During every sales interview, the interviewers are expecting to be sold to. This is both advantageous and disadvantageous to the candidate. On one hand, it is an advantage because as a salesperson, selling is one of your best-honed skills. On the other hand, since they expect it, the interviewing panel is bound to throw a wrench into the works, in order to try and throw you off balance and see what (if anything) sets you apart from other candidates.
As with any interview, your appearance and presentation plays a big role in whether or not you are going to get the sales position at your company of choice. This encompasses grooming, punctuality, body language, non-verbal signals, as well as how you engage your interviewers. Since your appearance is the first thing that speaks to the interviewers’ panel, it is wise that you take time to ensure that it is saying the right thing.

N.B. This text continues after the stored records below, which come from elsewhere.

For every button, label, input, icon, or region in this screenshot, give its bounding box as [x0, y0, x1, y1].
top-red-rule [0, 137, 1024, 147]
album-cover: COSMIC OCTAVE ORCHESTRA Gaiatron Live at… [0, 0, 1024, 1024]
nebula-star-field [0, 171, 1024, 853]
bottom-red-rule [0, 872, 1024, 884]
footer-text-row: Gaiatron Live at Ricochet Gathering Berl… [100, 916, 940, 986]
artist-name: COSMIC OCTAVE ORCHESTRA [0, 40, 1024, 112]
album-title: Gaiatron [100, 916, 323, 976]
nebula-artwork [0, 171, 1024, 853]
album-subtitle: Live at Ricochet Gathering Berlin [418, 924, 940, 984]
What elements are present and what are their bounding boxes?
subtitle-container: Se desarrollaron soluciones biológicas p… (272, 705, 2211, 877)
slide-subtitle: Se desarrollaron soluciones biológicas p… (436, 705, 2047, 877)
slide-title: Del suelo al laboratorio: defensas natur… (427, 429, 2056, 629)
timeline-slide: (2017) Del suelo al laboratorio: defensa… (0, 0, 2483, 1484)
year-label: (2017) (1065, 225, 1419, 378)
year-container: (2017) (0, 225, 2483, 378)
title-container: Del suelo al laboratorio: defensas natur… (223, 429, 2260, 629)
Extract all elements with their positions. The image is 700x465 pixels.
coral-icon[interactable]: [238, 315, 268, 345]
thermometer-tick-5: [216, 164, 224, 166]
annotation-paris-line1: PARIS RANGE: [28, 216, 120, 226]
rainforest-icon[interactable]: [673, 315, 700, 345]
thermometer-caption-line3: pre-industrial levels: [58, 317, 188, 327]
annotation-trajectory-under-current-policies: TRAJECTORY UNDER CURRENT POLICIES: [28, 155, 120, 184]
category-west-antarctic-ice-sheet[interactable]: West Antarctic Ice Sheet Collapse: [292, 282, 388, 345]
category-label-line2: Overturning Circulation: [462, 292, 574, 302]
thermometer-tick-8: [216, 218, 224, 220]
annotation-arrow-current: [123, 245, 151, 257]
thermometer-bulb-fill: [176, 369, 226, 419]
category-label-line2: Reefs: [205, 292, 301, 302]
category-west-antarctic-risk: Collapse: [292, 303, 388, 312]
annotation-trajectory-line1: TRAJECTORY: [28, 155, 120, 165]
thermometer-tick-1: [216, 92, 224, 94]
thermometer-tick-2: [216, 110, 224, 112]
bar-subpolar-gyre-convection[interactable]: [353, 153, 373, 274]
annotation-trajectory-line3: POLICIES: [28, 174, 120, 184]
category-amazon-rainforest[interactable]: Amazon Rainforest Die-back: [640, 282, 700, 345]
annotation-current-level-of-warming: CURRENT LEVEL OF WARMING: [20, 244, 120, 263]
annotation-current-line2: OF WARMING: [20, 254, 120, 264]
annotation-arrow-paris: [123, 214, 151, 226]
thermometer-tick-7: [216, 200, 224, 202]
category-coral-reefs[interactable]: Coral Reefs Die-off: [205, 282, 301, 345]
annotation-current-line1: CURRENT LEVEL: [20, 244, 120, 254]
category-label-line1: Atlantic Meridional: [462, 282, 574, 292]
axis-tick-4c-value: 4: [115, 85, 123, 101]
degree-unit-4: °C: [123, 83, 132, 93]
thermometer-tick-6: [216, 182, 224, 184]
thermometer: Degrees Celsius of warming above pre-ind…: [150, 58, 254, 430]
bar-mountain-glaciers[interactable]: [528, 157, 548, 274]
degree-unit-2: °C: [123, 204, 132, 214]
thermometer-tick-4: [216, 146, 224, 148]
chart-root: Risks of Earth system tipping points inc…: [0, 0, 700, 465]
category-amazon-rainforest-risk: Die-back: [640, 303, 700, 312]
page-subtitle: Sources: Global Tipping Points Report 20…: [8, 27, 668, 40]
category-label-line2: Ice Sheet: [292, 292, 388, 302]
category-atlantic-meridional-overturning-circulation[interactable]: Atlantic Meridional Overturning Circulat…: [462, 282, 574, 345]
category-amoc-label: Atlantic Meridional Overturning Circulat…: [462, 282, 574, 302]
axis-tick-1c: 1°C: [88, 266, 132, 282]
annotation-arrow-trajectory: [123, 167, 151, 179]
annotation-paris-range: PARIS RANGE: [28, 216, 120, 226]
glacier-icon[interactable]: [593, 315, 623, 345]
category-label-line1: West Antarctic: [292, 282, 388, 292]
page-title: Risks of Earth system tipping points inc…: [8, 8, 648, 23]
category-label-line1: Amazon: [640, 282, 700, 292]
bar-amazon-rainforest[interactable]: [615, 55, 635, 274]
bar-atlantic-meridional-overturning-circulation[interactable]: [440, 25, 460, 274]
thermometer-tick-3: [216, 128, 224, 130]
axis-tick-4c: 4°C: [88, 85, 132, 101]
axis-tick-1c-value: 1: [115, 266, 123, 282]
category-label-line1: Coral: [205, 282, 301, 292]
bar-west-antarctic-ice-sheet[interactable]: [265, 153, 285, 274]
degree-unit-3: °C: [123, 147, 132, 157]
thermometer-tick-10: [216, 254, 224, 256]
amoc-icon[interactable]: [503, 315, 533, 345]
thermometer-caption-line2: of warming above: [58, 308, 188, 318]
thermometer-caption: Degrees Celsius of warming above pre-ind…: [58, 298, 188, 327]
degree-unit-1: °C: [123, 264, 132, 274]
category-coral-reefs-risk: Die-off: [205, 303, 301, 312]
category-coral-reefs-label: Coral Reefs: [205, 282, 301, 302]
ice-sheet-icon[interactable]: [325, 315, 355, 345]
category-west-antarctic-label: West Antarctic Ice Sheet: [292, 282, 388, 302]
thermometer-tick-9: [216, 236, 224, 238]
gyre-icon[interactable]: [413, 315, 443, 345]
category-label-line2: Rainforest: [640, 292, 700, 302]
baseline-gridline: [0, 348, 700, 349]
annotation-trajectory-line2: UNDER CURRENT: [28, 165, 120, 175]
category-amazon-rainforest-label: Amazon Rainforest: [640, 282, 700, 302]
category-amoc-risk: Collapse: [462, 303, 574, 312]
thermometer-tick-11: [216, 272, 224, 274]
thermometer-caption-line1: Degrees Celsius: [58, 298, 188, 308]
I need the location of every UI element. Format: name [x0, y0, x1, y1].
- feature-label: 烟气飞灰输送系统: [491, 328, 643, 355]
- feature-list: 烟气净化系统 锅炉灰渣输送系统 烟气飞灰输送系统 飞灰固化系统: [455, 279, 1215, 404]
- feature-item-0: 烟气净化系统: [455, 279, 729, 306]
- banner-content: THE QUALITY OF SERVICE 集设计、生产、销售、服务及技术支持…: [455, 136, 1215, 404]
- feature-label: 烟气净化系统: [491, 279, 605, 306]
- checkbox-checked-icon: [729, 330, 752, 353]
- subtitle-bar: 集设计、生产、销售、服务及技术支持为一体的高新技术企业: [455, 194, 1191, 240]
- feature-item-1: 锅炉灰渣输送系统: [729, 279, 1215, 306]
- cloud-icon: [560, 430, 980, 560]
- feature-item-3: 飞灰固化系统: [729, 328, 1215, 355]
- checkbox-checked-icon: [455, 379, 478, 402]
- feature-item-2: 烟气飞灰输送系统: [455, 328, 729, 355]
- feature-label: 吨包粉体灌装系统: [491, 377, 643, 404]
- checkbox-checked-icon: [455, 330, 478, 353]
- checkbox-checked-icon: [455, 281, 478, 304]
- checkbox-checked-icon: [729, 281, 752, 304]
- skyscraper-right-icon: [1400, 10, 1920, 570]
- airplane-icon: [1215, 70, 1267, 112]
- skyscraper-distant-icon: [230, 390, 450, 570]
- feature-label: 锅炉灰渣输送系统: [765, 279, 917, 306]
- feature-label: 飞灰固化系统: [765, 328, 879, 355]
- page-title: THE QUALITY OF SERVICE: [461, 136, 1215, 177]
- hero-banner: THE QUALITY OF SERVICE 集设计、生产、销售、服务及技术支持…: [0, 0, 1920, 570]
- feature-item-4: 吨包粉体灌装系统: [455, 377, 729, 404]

The interview questions at sales interviews are developed with a number of objectives.
- To provide the interview panel with a feel of how you communicate.
- To identify what your strengths are and how they work for you during the sales process.
- To identify your weaknesses and how you deal with them.
Thus, the manner in which you answer questions is as important as the answers themselves. The panel is also interested in your personal sales strategy as well as your track record, and these questions help to bring out these elements.
- What are some of the specific sales experiences that you have had in the past and what did you learn from them?
- In your past sales position, what were some of your best successes and what would you have done differently?
It is also important to companies that their sales team be willing and able to learn. No professional is more detrimental to business than one who believes that they know everything.
When preparing for the sales interview, it is important to understand that the panel will also be interested to know whether and how you follow up once you have closed a sale with a client. It is very unlikely that they will ask directly “Do you follow up with clients once the sale has been made?” More than likely, the question will be implied within another question like,
- Outline your process of making a sale from the moment you get the lead to the time when the deal is closed.
Regardless, prepare to work it into the conversation as it helps to show that you value clients as people who have a relationship with the company, and not merely as a means to more commission.
Research the Company Comprehensively
There are few things that destroy your chances at an interview, like failing to conduct research on the company. Interviewers ask questions related to the company because they want to know whether you see yourself being productive at their organization. Examples of such questions include:
- What do you think of the sales cycle at this company and how does it relate to what you have done in the past?
- From your point of view, what are some of this company’s strengths and what do you think would enhance sales?
Preparing for a sales interview is therefore, not about getting ready to say and do the right thing but rather, getting in the right frame of mind to be able to expertly navigate through the minefield that is the interview process, and emerge successful on the other side.